I love how Sarah always picks such versatile ingredients, but sometimes it leads to too many options. The first thing that I tried was an extra gingery marinade for banh mi. Then I thought about making ginger bubble tea, but I couldn't find the right tapioca pearls or big enough straw. Through all that, I couldn't get the idea of making gingerbread of out my head. Specifically, this gingerbread. The chilly (60 degree) weather has me craving warm and spicy things.

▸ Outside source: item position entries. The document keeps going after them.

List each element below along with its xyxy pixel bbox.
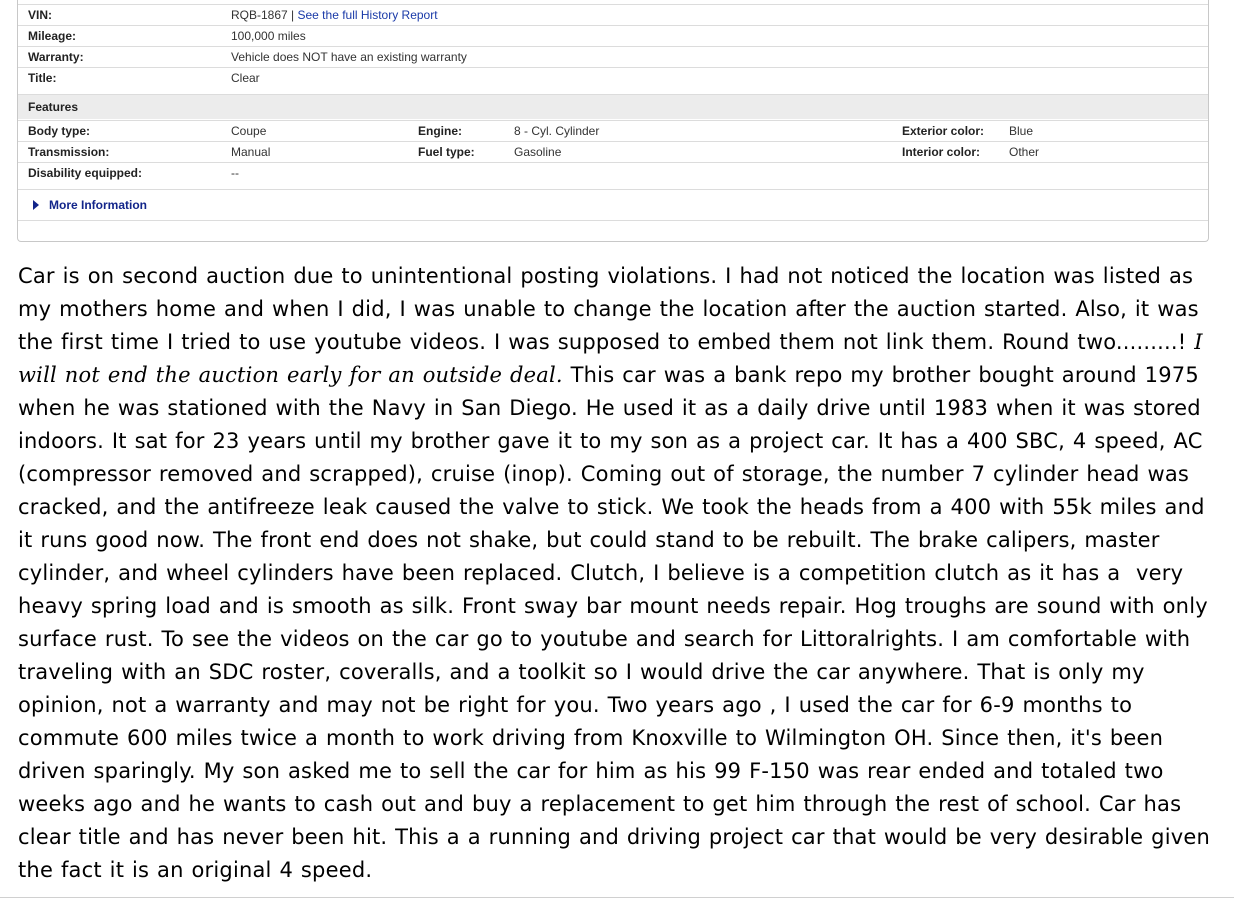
warranty-value: Vehicle does NOT have an existing warranty <box>231 50 467 64</box>
transmission-label: Transmission: <box>28 145 110 159</box>
title-value: Clear <box>231 71 260 85</box>
item-specifics-panel <box>17 0 1209 242</box>
more-information-link[interactable]: More Information <box>49 198 147 212</box>
description-text-2: This car was a bank repo my brother bought around 1975 when he was stationed with the Navy in San Diego. He used it as a daily drive until 1983 when it was stored indoors. It sat for 23 years until my brother gave it to my son as a project car. It has a 400 SBC, 4 speed, AC (compressor removed and scrapped), cruise (inop). Coming out of storage, the number 7 cylinder head was cracked, and the antifreeze leak caused the valve to stick. We took the heads from a 400 with 55k miles and it runs good now. The front end does not shake, but could stand to be rebuilt. The brake calipers, master cylinder, and wheel cylinders have been replaced. Clutch, I believe is a competition clutch as it has a very heavy spring load and is smooth as silk. Front sway bar mount needs repair. Hog troughs are sound with only surface rust. To see the videos on the car go to youtube and search for Littoralrights. I am comfortable with traveling with an SDC roster, coveralls, and a toolkit so I would drive the car anywhere. That is only my opinion, not a warranty and may not be right for you. Two years ago , I used the car for 6-9 months to commute 600 miles twice a month to work driving from Knoxville to Wilmington OH. Since then, it's been driven sparingly. My son asked me to sell the car for him as his 99 F-150 was rear ended and totaled two weeks ago and he wants to cash out and buy a replacement to get him through the rest of school. Car has clear title and has never been hit. This a a running and driving project car that would be very desirable given the fact it is an original 4 speed. <box>18 363 1218 882</box>
item-description <box>18 260 1218 887</box>
body-type-value: Coupe <box>231 124 267 138</box>
description-italic: I will not end the auction early for an outside deal. <box>18 330 1203 387</box>
vin-value: RQB-1867 <box>231 8 288 22</box>
disability-label: Disability equipped: <box>28 166 143 180</box>
body-type-label: Body type: <box>28 124 91 138</box>
description-text-1: Car is on second auction due to unintentional posting violations. I had not noticed the location was listed as my mothers home and when I did, I was unable to change the location after the auction started. Also, it was the first time I tried to use youtube videos. I was supposed to embed them not link them. Round two.........! <box>18 264 1207 354</box>
history-report-link[interactable]: See the full History Report <box>297 8 438 22</box>
mileage-row <box>18 25 1208 46</box>
warranty-row <box>18 46 1208 67</box>
mileage-value: 100,000 miles <box>231 29 306 43</box>
caret-right-icon <box>33 200 39 210</box>
title-label: Title: <box>28 71 57 85</box>
title-row <box>18 67 1208 88</box>
exterior-color-value: Blue <box>1009 124 1034 138</box>
features-heading: Features <box>28 100 79 114</box>
divider <box>0 897 1234 898</box>
transmission-value: Manual <box>231 145 271 159</box>
more-information-toggle[interactable] <box>18 189 1208 221</box>
features-section-header <box>18 94 1208 119</box>
vin-label: VIN: <box>28 8 52 22</box>
disability-value: -- <box>231 166 239 180</box>
mileage-label: Mileage: <box>28 29 77 43</box>
features-row-2 <box>18 141 1208 162</box>
interior-color-label: Interior color: <box>902 145 981 159</box>
engine-label: Engine: <box>418 124 462 138</box>
vin-value-group <box>231 5 438 25</box>
fuel-type-value: Gasoline <box>514 145 562 159</box>
warranty-label: Warranty: <box>28 50 84 64</box>
exterior-color-label: Exterior color: <box>902 124 985 138</box>
features-row-3 <box>18 162 1208 183</box>
features-row-1 <box>18 120 1208 141</box>
engine-value: 8 - Cyl. Cylinder <box>514 124 600 138</box>
vin-row <box>18 4 1208 25</box>
vin-separator: | <box>287 8 298 22</box>
fuel-type-label: Fuel type: <box>418 145 475 159</box>
interior-color-value: Other <box>1009 145 1040 159</box>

Plus, as much as I love my Kitchenaid mixer, I do adore a simple loaf cake that comes together without it. Just mix up your dry ingredient with the spices (ginger, cloves, nutmeg, and cinnamon - the foundations of all great fall and winter baking), mix in the wet and bake. The only additional step is to first boil the molasses with the beer. Perhaps to help the molasses dissolve? I'm not convinced it does anything, so feel free to skip it. For the beer, I used Coffee Porter from local Real Ale Brewing Company. The remaining 4 oz of beer was quite tasty. So tasty, I wasn't paying attention when the pan boiled over (don't be like me). I also subbed in my vanilla-bean infused brown sugar for the regular brown sugar.
I decided to use fresh ginger instead of powdered so I doubled the amount called for. My favorite ginger trick is to put it in the freezer, even if you are going to use it soon. You can grate it straight from frozen without any of those pesky strings, just nice light powder like you see in the photo above. The ginger flavor came through the molasses to give just the right bite. As good as it was straight from the oven, the dense gingerbread was AMAZING the next day (okay, for breakfast) toasted with a tiny bit of butter.